Specifically, pursuant to Court of Claims Act § 10(3), a claim to recover damages based upon negligence must be served and filed within 90 days after the date of accrual of such claim, unless a notice of intention to file a claim is served upon the Attorney General. The notice of intention, however, must also be served within 90 days of accrual of such claim. Claimants therefore argue that it is appropriate and necessary for the State to advise potential claimants that either a claim or notice of intention must be served and/or filed to protect their rights and their opportunity to participate in the class action litigation.

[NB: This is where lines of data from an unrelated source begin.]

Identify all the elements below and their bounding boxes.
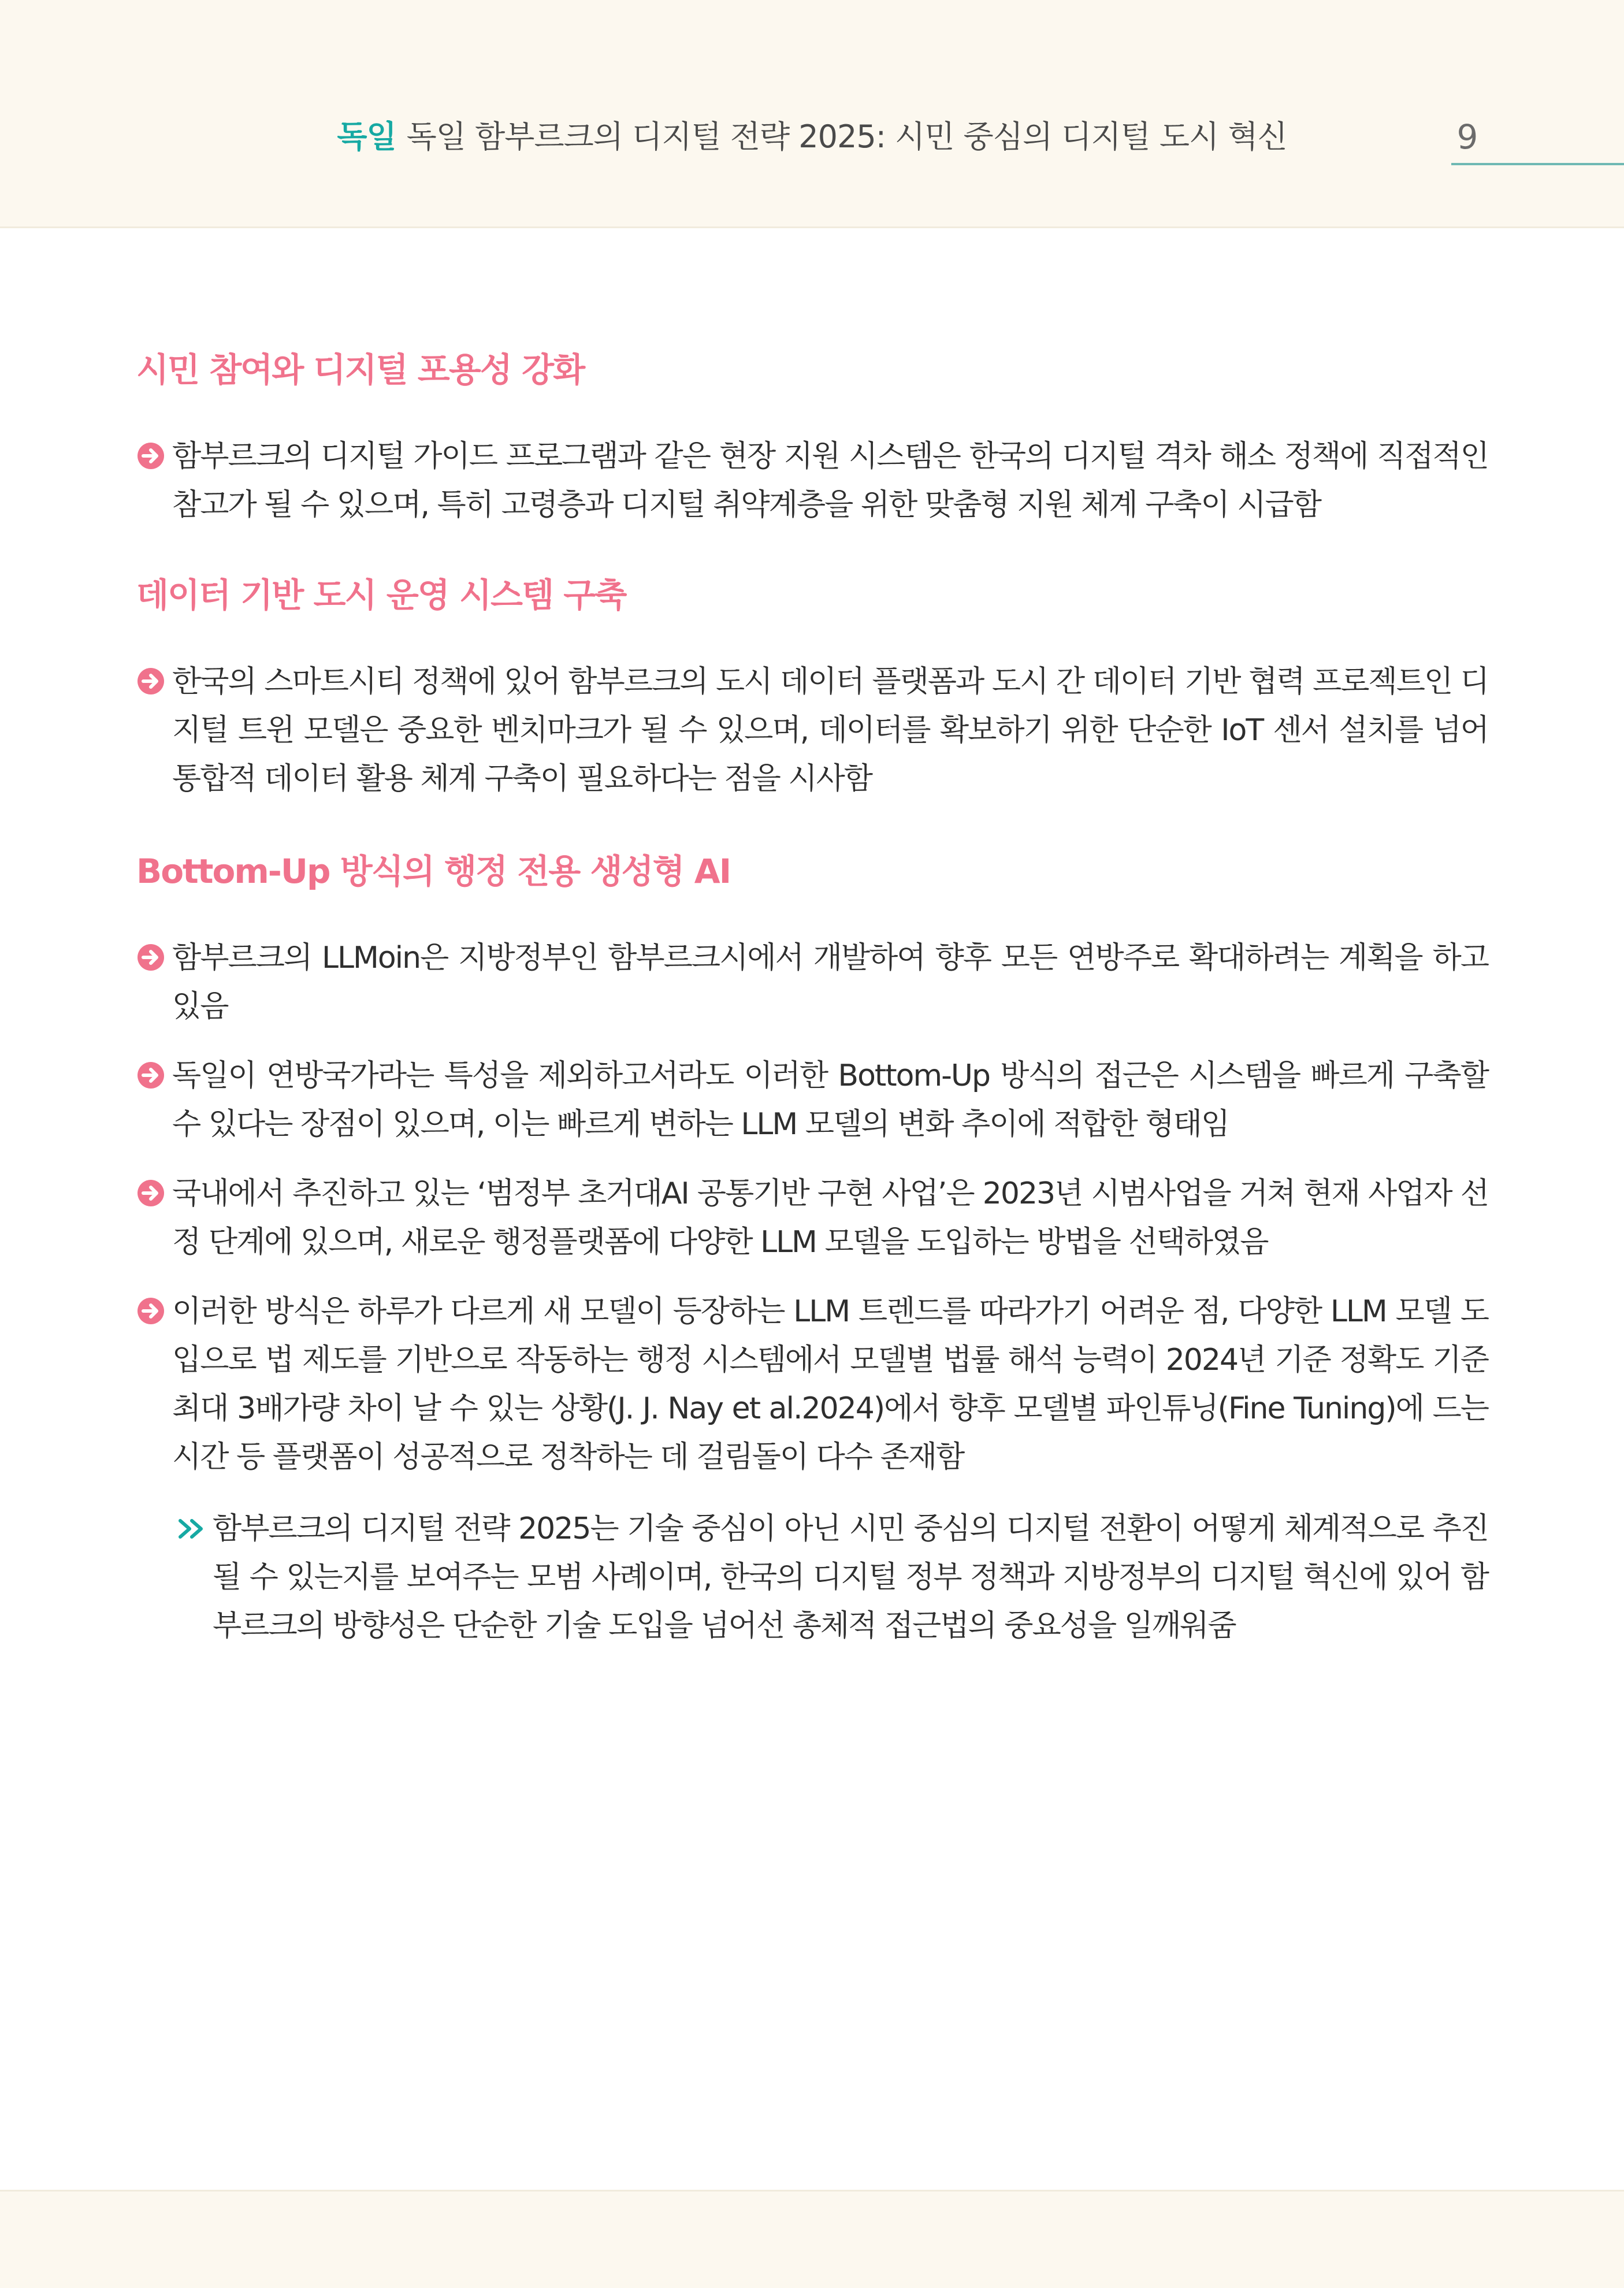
section-heading-2: 데이터 기반 도시 운영 시스템 구축 (136, 575, 626, 615)
sub-bullet-text: 함부르크의 디지털 전략 2025는 기술 중심이 아닌 시민 중심의 디지털 전환이 어떻게 체계적으로 추진될 수 있는지를 보여주는 모범 사례이며, 한국의 디지털 정부 정책과 지방정부의 디지털 혁신에 있어 함부르크의 방향성은 단순한 기술 도입을 넘어선 총체적 접근법의 중요성을 일깨워줌 (213, 1511, 1489, 1643)
circle-arrow-right-icon (136, 1297, 165, 1325)
bullet-text: 함부르크의 디지털 가이드 프로그램과 같은 현장 지원 시스템은 한국의 디지털 격차 해소 정책에 직접적인 참고가 될 수 있으며, 특히 고령층과 디지털 취약계층을 위한 맞춤형 지원 체계 구축이 시급함 (172, 439, 1488, 522)
section-heading-3: Bottom-Up 방식의 행정 전용 생성형 AI (136, 852, 731, 891)
country-label: 독일 (337, 118, 396, 155)
page-number-underline (1451, 163, 1624, 165)
bullet-text: 함부르크의 LLMoin은 지방정부인 함부르크시에서 개발하여 향후 모든 연방주로 확대하려는 계획을 하고 있음 (172, 941, 1488, 1024)
bullet-item (136, 1287, 1488, 1481)
circle-arrow-right-icon (136, 1179, 165, 1208)
page-number: 9 (1456, 117, 1478, 157)
bullet-item (136, 1052, 1488, 1149)
page-header (0, 0, 1624, 228)
bullet-item (136, 658, 1488, 803)
circle-arrow-right-icon (136, 1061, 165, 1090)
bullet-text: 한국의 스마트시티 정책에 있어 함부르크의 도시 데이터 플랫폼과 도시 간 데이터 기반 협력 프로젝트인 디지털 트윈 모델은 중요한 벤치마크가 될 수 있으며, 데이터를 확보하기 위한 단순한 IoT 센서 설치를 넘어 통합적 데이터 활용 체계 구축이 필요하다는 점을 시사함 (172, 664, 1488, 796)
bullet-text: 국내에서 추진하고 있는 ‘범정부 초거대AI 공통기반 구현 사업’은 2023년 시범사업을 거쳐 현재 사업자 선정 단계에 있으며, 새로운 행정플랫폼에 다양한 LLM 모델을 도입하는 방법을 선택하였음 (172, 1176, 1488, 1260)
circle-arrow-right-icon (136, 441, 165, 470)
page-footer (0, 2190, 1624, 2288)
bullet-item (136, 934, 1488, 1031)
double-chevron-right-icon (177, 1517, 211, 1540)
bullet-item (136, 432, 1488, 529)
section-heading-1: 시민 참여와 디지털 포용성 강화 (136, 350, 585, 389)
bullet-text: 이러한 방식은 하루가 다르게 새 모델이 등장하는 LLM 트렌드를 따라가기 어려운 점, 다양한 LLM 모델 도입으로 법 제도를 기반으로 작동하는 행정 시스템에서 모델별 법률 해석 능력이 2024년 기준 정확도 기준 최대 3배가량 차이 날 수 있는 상황(J. J. Nay et al.2024)에서 향후 모델별 파인튜닝(Fine Tuning)에 드는 시간 등 플랫폼이 성공적으로 정착하는 데 걸림돌이 다수 존재함 (172, 1294, 1488, 1474)
bullet-text: 독일이 연방국가라는 특성을 제외하고서라도 이러한 Bottom-Up 방식의 접근은 시스템을 빠르게 구축할 수 있다는 장점이 있으며, 이는 빠르게 변하는 LLM 모델의 변화 추이에 적합한 형태임 (172, 1058, 1488, 1142)
bullet-item (136, 1169, 1488, 1266)
sub-bullet-item (177, 1505, 1488, 1650)
running-title-text: 독일 함부르크의 디지털 전략 2025: 시민 중심의 디지털 도시 혁신 (406, 118, 1287, 155)
circle-arrow-right-icon (136, 667, 165, 696)
running-title (0, 116, 1624, 158)
circle-arrow-right-icon (136, 943, 165, 972)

The Court of Claims, however, is a Court of limited jurisdiction. The Court has no jurisdiction over actions demanding equitable relief, although it does have such powers necessary to carry out its jurisdictional mandate (Court of Claims Act § 9[11]). The Court has the authority to grant equitable relief only when such relief is incidental to a claim for money judgment (Psaty v Duryea, 306 NY 413).

In this matter, the Court has reviewed all relevant statutory and case law, including that submitted by claimants, and finds no authority upon which it may grant the relief sought by claimants in this application.

Furthermore, even if it had the authority to grant the unique relief sought by claimants in this application, the Court finds that it would not grant such relief under the facts and circumstances existing herein. It is claimants' contention that due to the time constraints set forth in Court of Claims Act § 10, the State should provide written notice to potential claimants advising them of their potential claim, and further advising them of the specific time requirements for instituting a claim against the State contained in the Court of Claims Act. Otherwise, claimants maintain that numerous potential claimants will be forever time-barred from joining the class, once certified, due to their failure to either serve and file a claim, or serve a notice of intention to file a claim, within 90 days of accrual of their claim.

It is apparent, however, that the vast majority of potential claimants who were exposed to the cryptosporidium parasite are infants, and Court of Claims Act § 10(5) specifically permits a claim to be presented within two years after the removal of a disability, such as infancy. The claim of any infant, therefore, would be tolled pursuant to § 10(5), and would not be barred by the limitations set forth in § 10(3).

Additionally, for any potential claims not affected by § 10(5), late claim relief is available under Court of Claims Act § 10(6) for any potential claimants who have not timely served and filed a claim, or timely served a notice of intention.[1] In this Court's opinion, the State would be hard-pressed to successfully contest the granting of late claim relief under these circumstances, since it certainly has had notice of a potential claim, the opportunity to investigate the potential claim, and would be unable to establish any substantial prejudice should late claim relief be granted.

Based on the foregoing, and after careful consideration of all of the papers submitted herein and the points made at oral argument, it is

ORDERED, that Motion No. M-70742 is hereby DENIED; and it is further

ORDERED, that Cross-Motion No. CM-70755 is also DENIED, as moot.

November 17, 2005
Syracuse, New York

Judge of the Court of Claims

[1] Under § 10(6), an application for late claim relief may be brought at any time before "a like claim against a citizen of the state would be barred under the provisions of article two of the civil practice law and rules."